A practical methods for establishing convexity of function is as follows:

  1. Verify convexity definition (often simplified by restricting to a line)
  2. For a twice differentiable functions, show \(\nabla^2 f(\mathbf{x}) \geq 0\)
  3. Show that \(f\) is obtained from simple convex functions by operations that preserve convexity:

    1. Nonnegative weighted sum of convex functions is convex, i.e., if \(f_i\) is convex and \(\alpha_x \geq 0\) for \(\forall i = 1, \dots, m\), then \(g(\mathbf{x}) = \sum^m_{i = 1} \alpha_i f_i(\mathbf{x})\) is convex.
    2. Composition with affine function
    3. Maximum of convex functions is convex, i.e., if \(f_i\) is convex for \(\forall i = 1, \dots, m\), then \(g(\mathbf{x}) = \text{max}_i \left\{ f_i(\mathbf{x}) \right\}\) is convex.
    4. Composition: Let \(f: \mathbb{R}^m \rightarrow \mathbb{R}\) be a convex function, and \(g_i: \mathbb{R}^n \rightarrow \mathbb{R}\) be convex for \(\forall i = 1, \dots, m\). Then the composition function \(h(\mathbf{x}) = f(g_1(\mathbf{x}), g_2(\mathbf{x}), \dots, g_m(\mathbf{x}))\) is convex if either \(f\) is nondecreasing or if each \(g_i\) is a linear function.
    5. Minimization
    6. Perspective

For example, consider the function \(f(\mathbf{x}) = \exp \left( \sum^m_{i = 1} |a^T_i \mathbf{x} - b_i| \right)\).

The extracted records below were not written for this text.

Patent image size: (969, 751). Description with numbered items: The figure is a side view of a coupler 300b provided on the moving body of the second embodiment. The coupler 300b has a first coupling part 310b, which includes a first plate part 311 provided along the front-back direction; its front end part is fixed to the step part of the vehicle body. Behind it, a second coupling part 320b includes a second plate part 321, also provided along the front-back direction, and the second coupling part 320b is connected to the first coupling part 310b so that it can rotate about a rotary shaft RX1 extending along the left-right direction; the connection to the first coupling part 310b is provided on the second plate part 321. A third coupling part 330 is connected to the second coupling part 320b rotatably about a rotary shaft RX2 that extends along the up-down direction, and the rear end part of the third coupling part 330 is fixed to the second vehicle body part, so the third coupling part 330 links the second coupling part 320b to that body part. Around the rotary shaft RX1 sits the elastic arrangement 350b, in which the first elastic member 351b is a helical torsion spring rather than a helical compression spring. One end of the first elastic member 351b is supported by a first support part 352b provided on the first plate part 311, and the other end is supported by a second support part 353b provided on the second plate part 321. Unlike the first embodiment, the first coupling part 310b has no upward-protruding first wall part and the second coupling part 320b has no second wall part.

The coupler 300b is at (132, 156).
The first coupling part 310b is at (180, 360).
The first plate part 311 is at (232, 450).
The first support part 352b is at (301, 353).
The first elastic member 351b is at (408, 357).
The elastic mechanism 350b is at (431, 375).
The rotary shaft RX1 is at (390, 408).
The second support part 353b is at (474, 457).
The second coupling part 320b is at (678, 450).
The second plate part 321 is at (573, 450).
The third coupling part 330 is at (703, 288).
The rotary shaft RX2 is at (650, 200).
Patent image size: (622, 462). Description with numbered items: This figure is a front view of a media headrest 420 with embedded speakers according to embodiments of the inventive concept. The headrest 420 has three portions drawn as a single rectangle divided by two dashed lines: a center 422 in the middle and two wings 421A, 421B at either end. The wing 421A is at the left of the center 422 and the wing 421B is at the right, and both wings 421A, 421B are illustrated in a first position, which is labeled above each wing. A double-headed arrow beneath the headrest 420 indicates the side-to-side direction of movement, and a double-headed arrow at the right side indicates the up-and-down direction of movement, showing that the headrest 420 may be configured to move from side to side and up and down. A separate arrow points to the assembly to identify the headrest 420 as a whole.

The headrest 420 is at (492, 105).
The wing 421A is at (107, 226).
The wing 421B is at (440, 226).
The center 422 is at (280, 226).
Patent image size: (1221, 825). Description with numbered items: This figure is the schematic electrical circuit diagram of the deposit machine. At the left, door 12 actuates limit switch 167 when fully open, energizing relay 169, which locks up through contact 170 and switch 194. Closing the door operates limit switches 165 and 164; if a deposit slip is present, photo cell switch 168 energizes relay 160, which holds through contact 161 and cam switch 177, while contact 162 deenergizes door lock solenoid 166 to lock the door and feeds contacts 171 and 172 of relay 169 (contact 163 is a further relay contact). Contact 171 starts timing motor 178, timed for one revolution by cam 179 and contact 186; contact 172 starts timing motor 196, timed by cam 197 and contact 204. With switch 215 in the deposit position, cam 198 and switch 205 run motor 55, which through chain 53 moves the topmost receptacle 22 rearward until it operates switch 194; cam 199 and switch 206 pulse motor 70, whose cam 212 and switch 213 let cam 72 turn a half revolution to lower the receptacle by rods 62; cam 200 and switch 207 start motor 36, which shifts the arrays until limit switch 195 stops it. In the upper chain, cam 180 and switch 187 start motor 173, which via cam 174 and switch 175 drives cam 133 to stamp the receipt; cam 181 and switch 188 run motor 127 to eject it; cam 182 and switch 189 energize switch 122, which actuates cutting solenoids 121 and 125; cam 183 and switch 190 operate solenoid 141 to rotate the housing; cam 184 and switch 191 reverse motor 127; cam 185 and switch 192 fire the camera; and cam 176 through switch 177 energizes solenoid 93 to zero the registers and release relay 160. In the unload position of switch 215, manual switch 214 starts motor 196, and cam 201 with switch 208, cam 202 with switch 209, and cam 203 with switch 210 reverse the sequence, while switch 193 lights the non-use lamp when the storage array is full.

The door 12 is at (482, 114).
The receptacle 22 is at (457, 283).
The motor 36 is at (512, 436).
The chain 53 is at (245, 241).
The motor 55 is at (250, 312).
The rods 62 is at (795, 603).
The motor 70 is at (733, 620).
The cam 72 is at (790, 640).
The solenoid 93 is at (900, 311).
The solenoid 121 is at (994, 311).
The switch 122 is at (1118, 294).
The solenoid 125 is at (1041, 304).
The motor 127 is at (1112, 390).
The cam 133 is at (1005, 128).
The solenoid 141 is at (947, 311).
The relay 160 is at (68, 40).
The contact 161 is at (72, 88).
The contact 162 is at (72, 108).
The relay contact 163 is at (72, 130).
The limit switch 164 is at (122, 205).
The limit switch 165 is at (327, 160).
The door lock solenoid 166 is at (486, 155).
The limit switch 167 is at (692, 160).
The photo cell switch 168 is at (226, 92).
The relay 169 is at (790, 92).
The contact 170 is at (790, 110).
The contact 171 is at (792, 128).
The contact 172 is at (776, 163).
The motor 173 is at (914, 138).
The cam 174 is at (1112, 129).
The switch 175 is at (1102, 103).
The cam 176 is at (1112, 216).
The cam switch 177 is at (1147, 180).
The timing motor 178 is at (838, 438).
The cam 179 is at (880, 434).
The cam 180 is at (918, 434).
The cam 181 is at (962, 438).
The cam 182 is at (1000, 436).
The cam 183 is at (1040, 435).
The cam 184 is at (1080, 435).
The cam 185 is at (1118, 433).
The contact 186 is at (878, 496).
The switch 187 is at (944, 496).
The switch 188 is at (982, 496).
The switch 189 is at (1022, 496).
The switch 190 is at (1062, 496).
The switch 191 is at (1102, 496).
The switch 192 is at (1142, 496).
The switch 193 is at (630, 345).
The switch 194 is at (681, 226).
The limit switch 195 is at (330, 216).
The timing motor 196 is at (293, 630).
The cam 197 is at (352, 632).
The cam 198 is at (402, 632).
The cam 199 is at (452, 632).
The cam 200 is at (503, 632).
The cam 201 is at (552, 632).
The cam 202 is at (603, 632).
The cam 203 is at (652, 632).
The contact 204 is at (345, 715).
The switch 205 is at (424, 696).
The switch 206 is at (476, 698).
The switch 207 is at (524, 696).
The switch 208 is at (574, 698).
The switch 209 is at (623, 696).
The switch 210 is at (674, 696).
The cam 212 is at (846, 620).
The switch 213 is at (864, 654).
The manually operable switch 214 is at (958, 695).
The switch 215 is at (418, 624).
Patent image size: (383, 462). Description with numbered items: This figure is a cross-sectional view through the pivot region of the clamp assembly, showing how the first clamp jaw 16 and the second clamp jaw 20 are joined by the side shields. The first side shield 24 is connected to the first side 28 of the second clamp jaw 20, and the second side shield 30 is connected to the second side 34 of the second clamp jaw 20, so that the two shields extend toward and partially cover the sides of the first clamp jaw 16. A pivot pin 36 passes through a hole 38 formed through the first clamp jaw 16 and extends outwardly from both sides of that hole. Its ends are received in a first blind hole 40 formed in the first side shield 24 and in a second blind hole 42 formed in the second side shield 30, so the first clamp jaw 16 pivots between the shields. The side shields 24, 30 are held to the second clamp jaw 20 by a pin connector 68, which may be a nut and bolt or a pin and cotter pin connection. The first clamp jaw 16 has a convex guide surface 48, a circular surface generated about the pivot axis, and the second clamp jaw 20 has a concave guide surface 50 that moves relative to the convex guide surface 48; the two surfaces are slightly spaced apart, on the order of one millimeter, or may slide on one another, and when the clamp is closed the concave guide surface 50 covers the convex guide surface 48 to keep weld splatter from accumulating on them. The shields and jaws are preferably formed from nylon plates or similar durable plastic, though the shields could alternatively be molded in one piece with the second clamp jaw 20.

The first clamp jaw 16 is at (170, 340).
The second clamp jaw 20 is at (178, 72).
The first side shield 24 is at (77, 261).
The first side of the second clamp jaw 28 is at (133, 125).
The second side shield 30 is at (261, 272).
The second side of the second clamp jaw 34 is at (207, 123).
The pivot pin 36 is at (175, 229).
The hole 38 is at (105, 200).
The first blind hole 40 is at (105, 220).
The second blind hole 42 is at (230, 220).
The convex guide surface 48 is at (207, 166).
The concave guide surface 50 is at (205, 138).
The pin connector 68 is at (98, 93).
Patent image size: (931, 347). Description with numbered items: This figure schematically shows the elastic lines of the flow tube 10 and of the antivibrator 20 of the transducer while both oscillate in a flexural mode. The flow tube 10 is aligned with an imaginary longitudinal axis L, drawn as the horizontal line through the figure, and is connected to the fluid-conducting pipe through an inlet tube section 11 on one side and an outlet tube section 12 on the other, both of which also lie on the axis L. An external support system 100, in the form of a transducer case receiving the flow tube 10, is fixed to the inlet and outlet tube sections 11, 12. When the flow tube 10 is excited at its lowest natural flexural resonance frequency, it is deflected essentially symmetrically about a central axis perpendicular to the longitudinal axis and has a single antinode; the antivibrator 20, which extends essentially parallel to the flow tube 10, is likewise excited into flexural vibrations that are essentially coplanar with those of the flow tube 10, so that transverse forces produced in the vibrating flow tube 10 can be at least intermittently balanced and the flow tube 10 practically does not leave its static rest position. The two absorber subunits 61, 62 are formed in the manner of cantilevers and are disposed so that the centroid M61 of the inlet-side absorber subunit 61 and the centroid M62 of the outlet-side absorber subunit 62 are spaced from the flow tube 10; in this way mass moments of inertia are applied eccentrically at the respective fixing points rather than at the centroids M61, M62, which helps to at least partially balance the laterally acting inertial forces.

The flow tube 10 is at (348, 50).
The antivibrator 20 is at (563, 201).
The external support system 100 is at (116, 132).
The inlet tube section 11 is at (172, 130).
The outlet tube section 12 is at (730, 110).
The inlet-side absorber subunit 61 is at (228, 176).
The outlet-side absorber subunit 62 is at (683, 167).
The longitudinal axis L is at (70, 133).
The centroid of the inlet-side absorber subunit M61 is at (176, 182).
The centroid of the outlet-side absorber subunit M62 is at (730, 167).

  1. Let \(g_i(\mathbf{x}) = |a^T_i \mathbf{x} - b_i|\). It is obtained by the composition of the convex function \(|\cdot|\) and the linear function \(a^T_i \mathbf{x} - b_i\). Hence, \(g_i\) is convex.
  2. The function \(h(\mathbf{x}) = \sum^m_{i = 1} g_i (\mathbf{x})\) is a sum of convex functions. Hence, \(h\) is convex.
  3. \(f\) is obtained by taking composition of the function \(m(a) = \exp(a)\) with \(h\), i.e., \(f(\mathbf{x}) = m(h(\mathbf{x}))\). Since \(m\) is nondecreasing and h is convex, \(f\) is convex.

Convex Set and Convex Functions Relationship

Epigraph

The epigraph of a function \(f: \mathbb{R}^n \rightarrow \mathbb{R}\) is a set defined as:

\[ \text{epi} f = \left\{ (y, \mathbf{x}) \in \mathbb{R}^{n + 1} : y \geq f(\mathbf{x}) \right\}. \]

"Epi" means "above", so epigraph means "above the graph".

The link between convex sets and convex functions is via the epigraph: A function is convex if and only if its epigraph is convex set.

Sublevel Sets

Given scalar \(\alpha\), the \(\alpha\)-level set of a function \(f: \mathbb{R}^n \rightarrow \mathbb{R}\) is a set defined as:

\[ X_\alpha = \left\{ \mathbf{x} \in \mathbb{R}^n : f(\mathbf{x}) \leq \alpha \right\}. \]

The epigraph and the \(\alpha\)-level set (\(\forall \alpha \in R\)) of a convex function are convex sets.